Detailed Comments (Please provide detailed comments that will help the TPC assess the paper and help provide feedback to the authors.)
There may be several directions to extend the paper: 1. A logarithmic barrier is introduced in the objective function so as to avoid dealing with boundary constraints. But this introduces the error in the optimal solution, and it would be more convincing to deal with the original optimization directly. 2. The algorithms require pairwise communication. It would be important to explore the effect of communication delay, especially heterogenous delay on the performance of the algorithms.
Review 3
Recommendation
C = (top 50% of reviewer's perception of all INFOCOM submissions, but not top 30%) - weak reject (2)
Contributions (What are the major issues addressed in the paper? Do you consider them important? Comment on the novelty, creativity, impact, and technical depth in the paper.)

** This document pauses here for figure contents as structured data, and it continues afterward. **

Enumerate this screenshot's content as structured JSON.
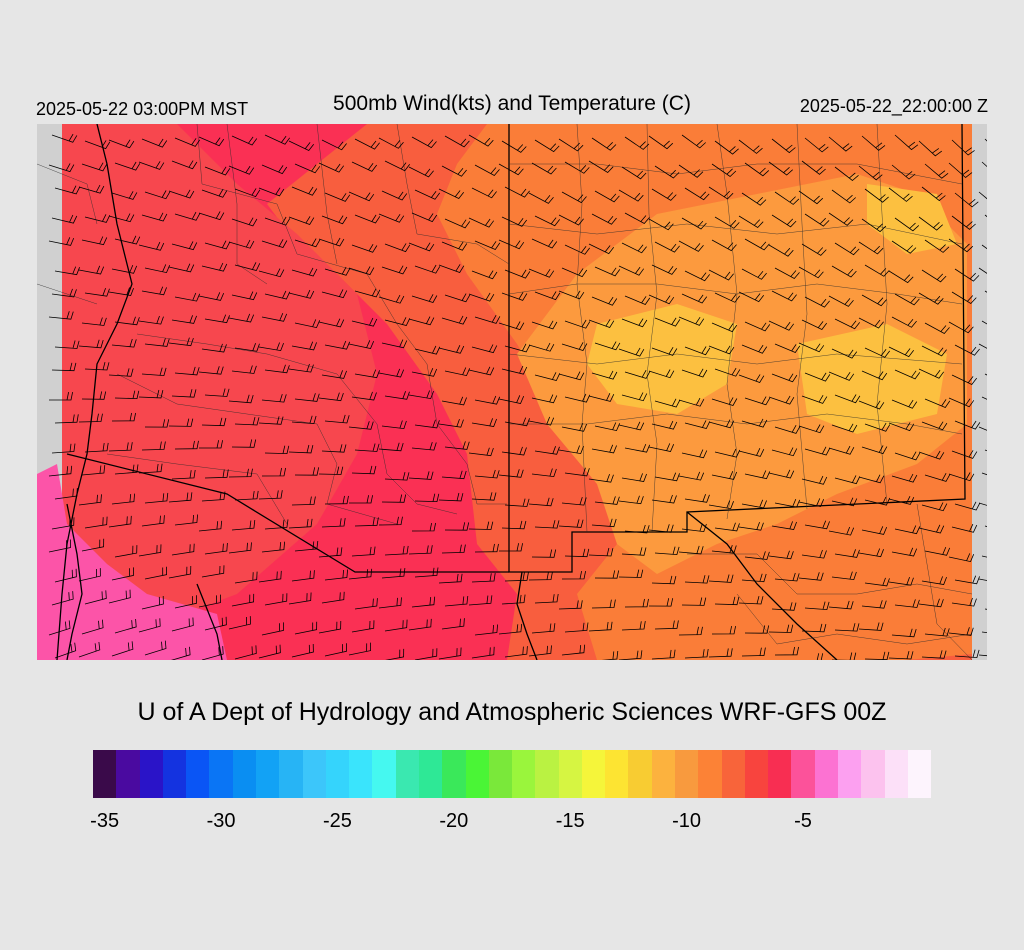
{
  "header": {
    "local_time": "2025-05-22 03:00PM MST",
    "title": "500mb Wind(kts) and Temperature (C)",
    "utc_time": "2025-05-22_22:00:00 Z"
  },
  "credit": "U of A Dept of Hydrology and Atmospheric Sciences WRF-GFS 00Z",
  "colorbar": {
    "colors": [
      "#3a0a4a",
      "#4a0aa0",
      "#2a14c8",
      "#1433e0",
      "#0a55f5",
      "#0a75f5",
      "#0a8ef2",
      "#12a2f5",
      "#27b4f5",
      "#3cc6fa",
      "#35d4fc",
      "#3ae4fc",
      "#45f8f0",
      "#3ae8b0",
      "#2ee896",
      "#3ae85a",
      "#4af536",
      "#7ae83a",
      "#9af53c",
      "#baf242",
      "#d6f542",
      "#f5f53a",
      "#fde432",
      "#f8cc32",
      "#fcb23e",
      "#f89a3e",
      "#fc8236",
      "#f8643a",
      "#f8443e",
      "#f82e52",
      "#fc529a",
      "#fc72d2",
      "#fca0f0",
      "#fcc2ee",
      "#fce0f8",
      "#fdf4fd"
    ],
    "tick_labels": [
      "-35",
      "-30",
      "-25",
      "-20",
      "-15",
      "-10",
      "-5"
    ]
  },
  "map": {
    "field_colors": {
      "pink": "#fc54a8",
      "crimson": "#fa3054",
      "red": "#f7474e",
      "red_orange": "#f85e3e",
      "orange": "#fa7d38",
      "light_orange": "#fc9a3e",
      "yellow_orange": "#fcc040",
      "missing": "#d0d0d0"
    }
  }
}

The paper addresses the problem of optimizing power consumption in a distributed data center, where each site has a different power cost and the goal is to distribute the aggregate demand across the sites so as to minimize cost. The problem is important to look at given the increasing cost concern that power poses to data centers today. The paper's main contribution is to formulate a nonlinear optimization problem to optimize power given a certain speed scaling model, i.e., the power required to support a certain rate of requests. However, the validation is based on simulations using mostly synthetic data. It is not clear that the problem model is realistic enough.
Strengths (What are the major reasons to accept the paper? [Be brief.])
Power cost optimization is distributed data centers is an interesting and important problem. The problem model is theoretically interesting and conditions for convergence of the algorithm are formalized.
Weaknesses (What are the major reasons NOT to accept the paper? [Be brief.])
Simplistic problem model, eg bandwidth costs of assigning jobs to different locations, the message passing delays, the granularity at which jobs can be split, etc are all ignored. Simulation evaluation using some synthetic workload. It is unclear to what extent the claimed savings will hold in reality.
Detailed Comments (Please provide detailed comments that will help the TPC assess the paper and help provide feedback to the authors.)
The proposed problem model is theoretically somewhat interesting, but the model and evaluation seem too simplistic. The paper's results are sensitive to the speed scaling model that is not validated in the paper. The references point to theory papers or to an Infocom'09 paper [45] model for a single processor. Using this model for a data center cluster ignoring costs for bandwidth, I/O, and ignoring delay seems too simplistic. The request workload used in the evaluation is not really described. The proposed solution is not compared to prior solutions and is only compared to a naive randomized load balancer. Also, it is unclear in Figure 6 why the curve for a higher amortization cost of gamma = 0.5 yields more cost reduction than gamma = 0.1. Intuition suggests it should be otherwise, i.e., power savings should go down with increasing fixed idle power costs. The savings of almost 50% under low load compared to the randomized load balancer even with gamma=0.5 seems rather high and I am not able to understand why random load balancing is so poor given that the cost is a convex function of the load. Many other fixed costs of running web servers, database servers etc are not accounted for. The number of processors is assumed fixed, but in practice processors can be shut down completely, but this is not accounted for in the model. The authors may want to look at the following recent related work: “Cutting the Electric Bill for Internet-Scale Systems” A. Qureshi, R. Weber, H. Balakrishnan, J. Guttag and B. Maggs. SIGCOMM 2009.